> True, but all those migration scripts/patches/table locks add complexity and inconvenience (less agile).
I don't think so. You could say exactly the same thing about maintaining tests for your code. Explicit schemas and constraints (and the effort that goes along with maintaining them) are very much like having tests for your data. They both help ensure that your code actually works when it needs to.
Last time I worked with PostgreSQL, it would lock entire table while adding a new column. Imagine users table, then you have to schedule this kind of altering outside business hours... which impacts devs (they have to stay late and/or come early) and business potentially, it has to wait till next day to have a feature delivered.
All these are trade-offs and everyone decides what is more important for them.

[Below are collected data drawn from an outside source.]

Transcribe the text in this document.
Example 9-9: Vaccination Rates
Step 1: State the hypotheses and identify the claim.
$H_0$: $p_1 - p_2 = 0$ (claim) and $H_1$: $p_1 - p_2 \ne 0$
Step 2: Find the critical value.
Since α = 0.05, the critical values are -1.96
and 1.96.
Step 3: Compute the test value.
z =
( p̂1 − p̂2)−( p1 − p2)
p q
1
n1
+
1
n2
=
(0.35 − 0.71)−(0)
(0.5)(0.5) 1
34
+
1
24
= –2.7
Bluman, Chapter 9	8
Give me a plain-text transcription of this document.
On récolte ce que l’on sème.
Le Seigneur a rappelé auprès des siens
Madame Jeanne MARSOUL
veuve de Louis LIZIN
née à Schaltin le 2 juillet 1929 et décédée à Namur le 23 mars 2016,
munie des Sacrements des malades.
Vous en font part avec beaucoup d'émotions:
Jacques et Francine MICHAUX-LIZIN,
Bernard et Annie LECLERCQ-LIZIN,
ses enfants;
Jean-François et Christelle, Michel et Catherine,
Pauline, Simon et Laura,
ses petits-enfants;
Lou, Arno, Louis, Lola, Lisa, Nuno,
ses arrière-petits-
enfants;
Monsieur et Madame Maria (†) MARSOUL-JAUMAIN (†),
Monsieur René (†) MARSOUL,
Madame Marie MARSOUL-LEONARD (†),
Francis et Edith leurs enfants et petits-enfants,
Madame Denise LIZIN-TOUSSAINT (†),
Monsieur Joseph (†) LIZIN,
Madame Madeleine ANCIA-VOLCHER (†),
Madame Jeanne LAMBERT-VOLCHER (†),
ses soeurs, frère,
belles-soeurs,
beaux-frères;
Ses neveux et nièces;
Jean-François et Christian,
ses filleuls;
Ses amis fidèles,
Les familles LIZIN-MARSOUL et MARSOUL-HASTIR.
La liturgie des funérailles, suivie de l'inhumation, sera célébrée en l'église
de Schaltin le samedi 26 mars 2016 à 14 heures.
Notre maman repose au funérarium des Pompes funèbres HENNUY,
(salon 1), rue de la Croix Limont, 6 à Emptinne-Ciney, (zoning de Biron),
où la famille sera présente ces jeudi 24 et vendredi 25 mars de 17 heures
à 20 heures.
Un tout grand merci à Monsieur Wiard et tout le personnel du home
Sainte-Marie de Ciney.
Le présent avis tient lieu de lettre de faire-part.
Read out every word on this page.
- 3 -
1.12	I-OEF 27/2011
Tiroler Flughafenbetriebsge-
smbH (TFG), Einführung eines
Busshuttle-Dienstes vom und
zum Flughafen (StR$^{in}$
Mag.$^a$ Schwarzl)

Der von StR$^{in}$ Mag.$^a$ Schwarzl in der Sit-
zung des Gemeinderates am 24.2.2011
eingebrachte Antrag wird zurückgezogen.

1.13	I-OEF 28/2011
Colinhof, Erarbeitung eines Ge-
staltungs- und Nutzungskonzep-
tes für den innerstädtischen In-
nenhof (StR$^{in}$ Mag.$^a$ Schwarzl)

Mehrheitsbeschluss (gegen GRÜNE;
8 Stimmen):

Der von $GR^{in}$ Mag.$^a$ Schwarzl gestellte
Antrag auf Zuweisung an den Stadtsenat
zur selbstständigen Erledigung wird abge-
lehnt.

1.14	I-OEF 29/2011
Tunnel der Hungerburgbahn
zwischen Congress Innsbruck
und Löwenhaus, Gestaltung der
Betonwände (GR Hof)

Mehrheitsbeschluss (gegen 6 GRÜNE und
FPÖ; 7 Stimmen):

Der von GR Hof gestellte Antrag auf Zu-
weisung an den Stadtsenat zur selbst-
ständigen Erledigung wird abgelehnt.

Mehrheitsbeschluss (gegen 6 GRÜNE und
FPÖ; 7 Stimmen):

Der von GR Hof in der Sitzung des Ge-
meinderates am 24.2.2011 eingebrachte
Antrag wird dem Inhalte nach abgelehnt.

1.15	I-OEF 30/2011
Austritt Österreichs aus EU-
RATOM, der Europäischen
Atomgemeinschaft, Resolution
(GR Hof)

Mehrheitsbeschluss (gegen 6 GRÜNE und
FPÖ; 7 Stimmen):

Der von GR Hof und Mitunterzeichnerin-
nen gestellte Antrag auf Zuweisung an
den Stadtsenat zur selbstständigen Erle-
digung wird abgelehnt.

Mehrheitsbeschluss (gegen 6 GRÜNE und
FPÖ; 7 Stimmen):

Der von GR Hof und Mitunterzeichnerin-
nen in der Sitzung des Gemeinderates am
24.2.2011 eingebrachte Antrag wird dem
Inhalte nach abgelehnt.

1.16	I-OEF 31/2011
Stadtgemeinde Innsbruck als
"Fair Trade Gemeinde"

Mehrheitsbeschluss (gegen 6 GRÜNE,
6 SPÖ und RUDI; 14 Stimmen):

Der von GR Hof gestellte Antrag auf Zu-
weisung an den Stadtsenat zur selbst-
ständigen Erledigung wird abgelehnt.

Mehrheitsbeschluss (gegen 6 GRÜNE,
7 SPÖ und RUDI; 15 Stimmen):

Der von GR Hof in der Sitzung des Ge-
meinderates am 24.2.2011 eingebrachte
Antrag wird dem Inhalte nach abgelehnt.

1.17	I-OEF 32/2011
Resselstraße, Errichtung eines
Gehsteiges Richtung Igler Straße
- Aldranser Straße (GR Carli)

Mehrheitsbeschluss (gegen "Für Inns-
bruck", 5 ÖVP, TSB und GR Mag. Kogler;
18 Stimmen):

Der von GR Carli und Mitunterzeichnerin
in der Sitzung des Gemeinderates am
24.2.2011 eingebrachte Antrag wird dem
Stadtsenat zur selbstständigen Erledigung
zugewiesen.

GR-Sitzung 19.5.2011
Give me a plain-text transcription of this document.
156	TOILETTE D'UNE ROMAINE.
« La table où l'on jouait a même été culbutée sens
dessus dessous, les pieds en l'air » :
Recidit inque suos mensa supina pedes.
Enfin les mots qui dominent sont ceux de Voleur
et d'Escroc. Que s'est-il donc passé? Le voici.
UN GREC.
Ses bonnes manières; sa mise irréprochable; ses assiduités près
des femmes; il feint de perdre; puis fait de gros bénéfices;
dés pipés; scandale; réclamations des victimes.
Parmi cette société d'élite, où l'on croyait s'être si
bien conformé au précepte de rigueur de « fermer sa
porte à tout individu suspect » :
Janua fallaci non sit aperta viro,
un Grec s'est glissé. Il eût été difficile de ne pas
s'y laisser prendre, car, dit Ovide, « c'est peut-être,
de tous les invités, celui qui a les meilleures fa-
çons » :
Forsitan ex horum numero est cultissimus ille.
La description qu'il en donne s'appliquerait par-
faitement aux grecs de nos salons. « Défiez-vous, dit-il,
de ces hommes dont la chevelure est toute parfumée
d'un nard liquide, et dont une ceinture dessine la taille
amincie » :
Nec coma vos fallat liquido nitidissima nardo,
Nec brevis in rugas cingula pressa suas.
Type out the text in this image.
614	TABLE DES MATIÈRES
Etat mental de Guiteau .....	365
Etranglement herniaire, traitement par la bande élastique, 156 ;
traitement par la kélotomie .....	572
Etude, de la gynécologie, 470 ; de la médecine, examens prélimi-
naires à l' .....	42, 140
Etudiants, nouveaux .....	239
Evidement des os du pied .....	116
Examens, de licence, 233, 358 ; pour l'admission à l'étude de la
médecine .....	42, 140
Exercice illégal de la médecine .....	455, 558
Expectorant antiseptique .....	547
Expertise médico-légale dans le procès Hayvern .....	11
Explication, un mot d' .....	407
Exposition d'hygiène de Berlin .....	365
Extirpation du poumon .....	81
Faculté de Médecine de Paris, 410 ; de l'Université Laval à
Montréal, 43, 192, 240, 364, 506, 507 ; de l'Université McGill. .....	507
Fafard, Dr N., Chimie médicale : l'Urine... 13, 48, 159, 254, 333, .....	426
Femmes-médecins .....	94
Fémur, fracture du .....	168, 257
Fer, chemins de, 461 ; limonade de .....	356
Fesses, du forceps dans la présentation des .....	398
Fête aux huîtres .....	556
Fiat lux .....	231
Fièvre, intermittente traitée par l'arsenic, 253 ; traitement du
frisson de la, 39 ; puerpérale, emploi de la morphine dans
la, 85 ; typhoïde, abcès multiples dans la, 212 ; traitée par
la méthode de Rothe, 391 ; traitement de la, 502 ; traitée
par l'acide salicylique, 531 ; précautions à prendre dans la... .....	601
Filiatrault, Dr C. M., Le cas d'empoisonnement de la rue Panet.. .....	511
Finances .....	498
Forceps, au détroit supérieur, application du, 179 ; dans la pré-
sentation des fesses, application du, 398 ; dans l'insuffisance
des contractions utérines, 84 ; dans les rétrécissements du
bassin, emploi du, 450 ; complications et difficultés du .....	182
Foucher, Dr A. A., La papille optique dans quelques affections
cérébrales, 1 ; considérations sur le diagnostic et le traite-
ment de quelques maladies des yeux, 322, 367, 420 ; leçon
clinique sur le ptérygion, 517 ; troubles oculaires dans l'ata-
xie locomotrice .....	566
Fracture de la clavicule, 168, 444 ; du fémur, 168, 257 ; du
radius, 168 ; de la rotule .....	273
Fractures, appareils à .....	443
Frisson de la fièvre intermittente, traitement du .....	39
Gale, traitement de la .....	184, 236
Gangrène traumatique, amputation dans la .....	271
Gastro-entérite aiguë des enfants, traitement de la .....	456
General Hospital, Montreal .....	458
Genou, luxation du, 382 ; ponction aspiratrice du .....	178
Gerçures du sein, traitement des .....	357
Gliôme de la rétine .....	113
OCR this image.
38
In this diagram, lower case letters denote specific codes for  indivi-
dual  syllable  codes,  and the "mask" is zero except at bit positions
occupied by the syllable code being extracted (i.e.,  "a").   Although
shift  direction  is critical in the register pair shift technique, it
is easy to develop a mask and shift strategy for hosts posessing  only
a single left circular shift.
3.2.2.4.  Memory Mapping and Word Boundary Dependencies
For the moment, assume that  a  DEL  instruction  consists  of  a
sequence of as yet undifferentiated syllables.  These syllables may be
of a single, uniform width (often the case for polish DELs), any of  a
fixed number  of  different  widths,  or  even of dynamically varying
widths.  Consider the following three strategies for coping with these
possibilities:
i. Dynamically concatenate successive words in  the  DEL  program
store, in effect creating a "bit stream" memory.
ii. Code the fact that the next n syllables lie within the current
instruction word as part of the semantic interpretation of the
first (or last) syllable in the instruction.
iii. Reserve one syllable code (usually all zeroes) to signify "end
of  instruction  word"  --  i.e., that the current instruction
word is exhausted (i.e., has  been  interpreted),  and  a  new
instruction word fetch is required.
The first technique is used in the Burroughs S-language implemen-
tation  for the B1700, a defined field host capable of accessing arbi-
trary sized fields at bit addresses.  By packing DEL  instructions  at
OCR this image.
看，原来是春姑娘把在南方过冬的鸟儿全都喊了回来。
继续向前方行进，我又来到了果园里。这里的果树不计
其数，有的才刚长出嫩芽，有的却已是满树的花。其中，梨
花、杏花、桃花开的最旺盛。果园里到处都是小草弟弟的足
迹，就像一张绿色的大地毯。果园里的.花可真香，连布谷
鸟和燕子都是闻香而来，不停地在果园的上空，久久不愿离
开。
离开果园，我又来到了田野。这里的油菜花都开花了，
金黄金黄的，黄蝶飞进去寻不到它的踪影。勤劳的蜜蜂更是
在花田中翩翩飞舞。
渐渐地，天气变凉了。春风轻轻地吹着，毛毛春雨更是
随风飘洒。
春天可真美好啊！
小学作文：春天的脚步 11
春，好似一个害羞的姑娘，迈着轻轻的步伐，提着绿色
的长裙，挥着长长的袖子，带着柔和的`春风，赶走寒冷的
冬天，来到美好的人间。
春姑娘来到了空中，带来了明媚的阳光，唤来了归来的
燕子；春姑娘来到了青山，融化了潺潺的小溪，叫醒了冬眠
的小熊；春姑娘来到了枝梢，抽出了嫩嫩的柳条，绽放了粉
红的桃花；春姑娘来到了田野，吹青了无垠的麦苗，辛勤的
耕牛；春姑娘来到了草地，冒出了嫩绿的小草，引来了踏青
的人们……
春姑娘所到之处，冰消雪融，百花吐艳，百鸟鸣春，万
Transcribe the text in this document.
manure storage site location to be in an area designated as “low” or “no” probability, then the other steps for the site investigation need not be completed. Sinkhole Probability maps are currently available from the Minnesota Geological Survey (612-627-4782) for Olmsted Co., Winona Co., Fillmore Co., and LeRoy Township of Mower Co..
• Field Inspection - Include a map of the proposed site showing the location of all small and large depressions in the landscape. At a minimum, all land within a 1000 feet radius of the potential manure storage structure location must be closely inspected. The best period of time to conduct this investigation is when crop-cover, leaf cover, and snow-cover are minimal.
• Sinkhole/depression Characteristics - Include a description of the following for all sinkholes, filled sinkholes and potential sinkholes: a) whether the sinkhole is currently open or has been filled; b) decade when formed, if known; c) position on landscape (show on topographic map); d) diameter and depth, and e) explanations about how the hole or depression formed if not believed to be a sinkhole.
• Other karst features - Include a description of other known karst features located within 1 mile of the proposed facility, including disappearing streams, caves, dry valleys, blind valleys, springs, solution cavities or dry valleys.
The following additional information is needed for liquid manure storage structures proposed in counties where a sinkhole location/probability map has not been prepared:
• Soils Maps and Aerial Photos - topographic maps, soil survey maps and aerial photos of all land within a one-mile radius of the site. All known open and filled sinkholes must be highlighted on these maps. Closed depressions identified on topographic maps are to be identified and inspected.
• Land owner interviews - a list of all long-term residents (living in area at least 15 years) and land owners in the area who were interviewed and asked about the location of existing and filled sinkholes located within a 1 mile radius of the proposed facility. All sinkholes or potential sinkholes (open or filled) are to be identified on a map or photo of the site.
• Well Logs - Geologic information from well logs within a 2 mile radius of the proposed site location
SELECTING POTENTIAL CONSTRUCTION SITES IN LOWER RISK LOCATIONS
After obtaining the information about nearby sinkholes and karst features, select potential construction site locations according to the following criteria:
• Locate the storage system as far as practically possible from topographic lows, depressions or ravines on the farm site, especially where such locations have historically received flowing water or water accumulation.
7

That's only the case if you add a DEFAULT value for the new column. Up until the soon-to-be-released v11 that required updating existing rows. Without a default it's essentially just inserting a single row in a row into an internal catalog table (pg_attribute). With a default in v11, we basically just store the default for a new column out of line, and reference it when the row is read.
In either case a lock has to be acquired on the table, which means if there's a longrunning transaction, you can end up blocking for a while...
I don't think so. You could say exactly the same thing about maintaining tests for your code. Explicit schemas and constraints (and the effort that goes along with maintaining them) are very much like having tests for your data. They both help ensure that your code actually works when it needs to.